The debate over foreign military bases is deeply rooted in questions of sovereignty and national pride. Former President Correa, who led the 2008 constitutional reform, has been especially vocal. Earlier this year, he posted on X (formerly Twitter) that reintroducing foreign bases would be “an insult to our public forces and an assault to our sovereignty.” He added pointedly, “We do not need foreign soldiers. We need government.”

Yet, the Noboa administration sees things differently. Salim Zaidan, a prominent constitutional lawyer, told the Arab Times that Noboa’s maneuvering—issuing a second decree after the Constitutional Court initially suspended the referendum’s constituent assembly question—shows the president’s determination to push through these reforms. Zaidan suggested this could allow the electoral council to sidestep court efforts to block the referendum altogether, stating, “(Noboa) is trying to elude the court's efforts to control” the referendum.

The referendum will also ask voters whether the state should continue providing public funds to political parties. This proposal has sparked its own debate, with supporters arguing that cutting this funding could reduce government spending and corruption, while opponents warn it may weaken democratic institutions and limit political competition.

Diana Atamaint, president of the National Electoral Council (CNE), confirmed the comprehensive preparation framework for the November vote, posting on X, “We approve the call, guidelines, operational plan, budget, risk and contingency matrix, and calendar for the 2025 Referendum.” According to Devdiscourse, Atamaint and the CNE have been working to ensure the process is transparent and well-organized, especially given the high stakes and intense public scrutiny.

Underlying all of these legal and political maneuvers is the escalating violence that has gripped Ecuador. The country’s population of 18 million has endured a wave of drug-fueled crime that, just five years ago, would have seemed unimaginable. The murder of a presidential candidate and the targeting of local officials have sent shockwaves through society, eroding trust in public institutions and fueling a sense of urgency for change.

Noboa’s administration has responded with what some describe as “iron-fisted” policies. According to the Arab Times, these include not only militarizing cities but also declaring a kind of internal war against drug gangs. The government’s willingness to consider foreign military assistance is, for many, a sign of just how desperate the situation has become. Noboa’s alliance with the United States—reminiscent of the days when the U.S. operated out of Manta—signals a shift away from the anti-imperialist rhetoric of the Correa era.

Still, the legacy of the U.S. base in Manta looms large in the national consciousness.
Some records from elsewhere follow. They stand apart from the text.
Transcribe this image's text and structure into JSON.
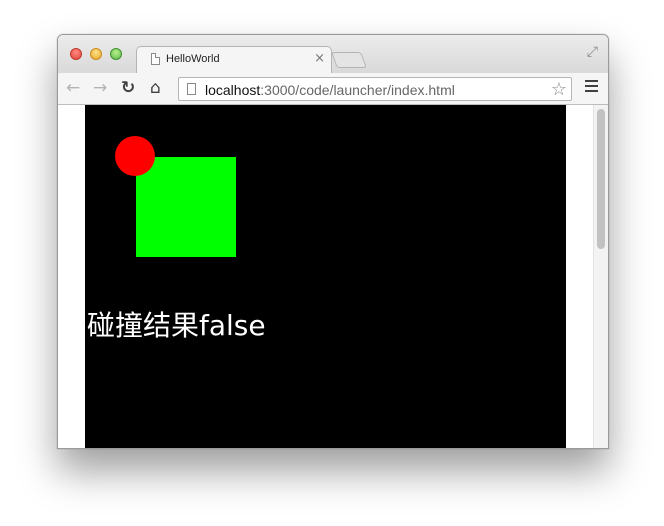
{
  "browser": {
    "tab": {
      "title": "HelloWorld",
      "close_glyph": "×",
      "icon": "document-icon"
    },
    "new_tab_icon": "new-tab-icon",
    "fullscreen_glyph": "⤢",
    "toolbar": {
      "back_glyph": "←",
      "forward_glyph": "→",
      "reload_glyph": "↻",
      "home_glyph": "⌂",
      "menu_icon": "hamburger-menu-icon"
    },
    "address": {
      "host": "localhost",
      "path": ":3000/code/launcher/index.html",
      "star_glyph": "☆"
    }
  },
  "page": {
    "canvas_background": "#000000",
    "shapes": {
      "rect_color": "#00ff00",
      "circle_color": "#ff0000"
    },
    "collision_text": "碰撞结果false"
  },
  "colors": {
    "close_red": "#e0443e",
    "minimize_yellow": "#e9a825",
    "zoom_green": "#5fb84a"
  }
}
For a decade, American forces helped Ecuador monitor and interdict drug shipments, but their presence was always controversial. Critics saw it as an infringement on sovereignty, while supporters pointed to its role in reducing crime and strengthening bilateral ties. The 2008 constitutional ban was, in many ways, a reaction to this controversy, and any move to reverse it is bound to reignite old debates.
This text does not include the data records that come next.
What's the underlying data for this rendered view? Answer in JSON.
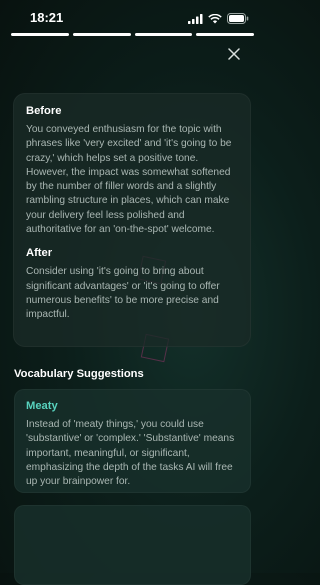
{
  "status_bar": {
    "time": "18:21",
    "icons": [
      "signal-icon",
      "wifi-icon",
      "battery-icon"
    ]
  },
  "progress": {
    "segments": 4,
    "active": 4
  },
  "header": {
    "close_icon": "close-icon"
  },
  "feedback": {
    "before_title": "Before",
    "before_text": "You conveyed enthusiasm for the topic with phrases like 'very excited' and 'it's going to be crazy,' which helps set a positive tone. However, the impact was somewhat softened by the number of filler words and a slightly rambling structure in places, which can make your delivery feel less polished and authoritative for an 'on-the-spot' welcome.",
    "after_title": "After",
    "after_text": "Consider using 'it's going to bring about significant advantages' or 'it's going to offer numerous benefits' to be more precise and impactful."
  },
  "vocabulary": {
    "title": "Vocabulary Suggestions",
    "items": [
      {
        "word": "Meaty",
        "description": "Instead of 'meaty things,' you could use 'substantive' or 'complex.' 'Substantive' means important, meaningful, or significant, emphasizing the depth of the tasks AI will free up your brainpower for."
      }
    ]
  },
  "colors": {
    "accent": "#58d2be",
    "background": "#0c1f1b",
    "card": "#1a2a27",
    "body_text": "#aab7b3"
  }
}
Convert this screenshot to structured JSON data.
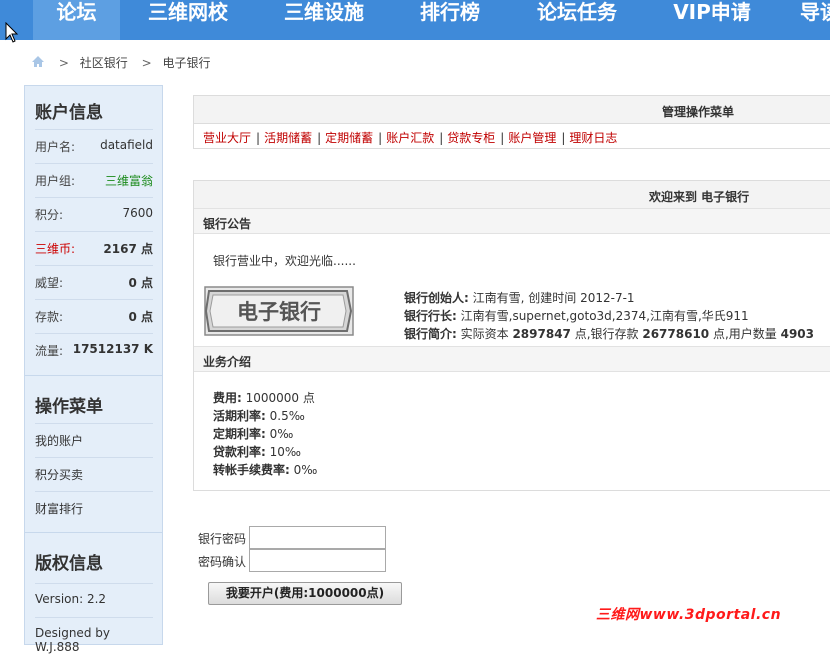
{
  "nav": {
    "items": [
      "论坛",
      "三维网校",
      "三维设施",
      "排行榜",
      "论坛任务",
      "VIP申请",
      "导读"
    ],
    "active_index": 0
  },
  "breadcrumb": {
    "home_icon": "home-icon",
    "items": [
      "社区银行",
      "电子银行"
    ],
    "separator": ">"
  },
  "account": {
    "title": "账户信息",
    "rows": [
      {
        "label": "用户名:",
        "value": "datafield"
      },
      {
        "label": "用户组:",
        "value": "三维富翁"
      },
      {
        "label": "积分:",
        "value": "7600"
      },
      {
        "label": "三维币:",
        "value": "2167 点"
      },
      {
        "label": "威望:",
        "value": "0 点"
      },
      {
        "label": "存款:",
        "value": "0 点"
      },
      {
        "label": "流量:",
        "value": "17512137 K"
      }
    ]
  },
  "ops_menu": {
    "title": "操作菜单",
    "items": [
      "我的账户",
      "积分买卖",
      "财富排行"
    ]
  },
  "copyright": {
    "title": "版权信息",
    "version": "Version: 2.2",
    "cut_line": "Designed by W.J.888"
  },
  "manage": {
    "title": "管理操作菜单",
    "links": [
      "营业大厅",
      "活期储蓄",
      "定期储蓄",
      "账户汇款",
      "贷款专柜",
      "账户管理",
      "理财日志"
    ]
  },
  "welcome": {
    "title": "欢迎来到 电子银行",
    "notice_head": "银行公告",
    "notice_text": "银行营业中，欢迎光临......",
    "logo_text": "电子银行",
    "founder_label": "银行创始人:",
    "founder_value": " 江南有雪, 创建时间 2012-7-1",
    "governor_label": "银行行长:",
    "governor_value": " 江南有雪,supernet,goto3d,2374,江南有雪,华氏911",
    "intro_label": "银行简介:",
    "intro_prefix": " 实际资本 ",
    "capital": "2897847",
    "intro_mid": " 点,银行存款 ",
    "deposits": "26778610",
    "intro_mid2": " 点,用户数量 ",
    "users": "4903",
    "biz_head": "业务介绍",
    "biz": [
      {
        "label": "费用:",
        "value": " 1000000 点"
      },
      {
        "label": "活期利率:",
        "value": " 0.5‰"
      },
      {
        "label": "定期利率:",
        "value": " 0‰"
      },
      {
        "label": "贷款利率:",
        "value": " 10‰"
      },
      {
        "label": "转帐手续费率:",
        "value": " 0‰"
      }
    ]
  },
  "form": {
    "password_label": "银行密码",
    "confirm_label": "密码确认",
    "submit_label": "我要开户(费用:1000000点)"
  },
  "watermark": "三维网www.3dportal.cn",
  "colors": {
    "nav_bg": "#3f8ad9",
    "link_red": "#c00000",
    "group_green": "#1a8a1a",
    "coin_red": "#cc0000"
  }
}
As the November referendum approaches, Ecuadorians are being asked to make profound decisions about the country’s future. Should the state embrace international military cooperation at the risk of compromising its autonomy? Or should it double down on domestic solutions, even as violence continues to escalate? And what of the role of political parties—should public money continue to support them, or is it time for a new model of political engagement?

President Noboa has made his position clear: International cooperation is essential, and the constitution must evolve to meet new threats. Opposition leaders, meanwhile, warn that sovereignty and effective governance cannot be outsourced. The outcome of the November vote will not only determine the fate of foreign military bases and party funding but also signal the direction Ecuador chooses in its battle against crime and its quest for stability.

With the referendum just weeks away, the country stands at a crossroads—torn between the urgency of security and the enduring questions of independence and democracy. The world will be watching as Ecuadorians decide which path to take.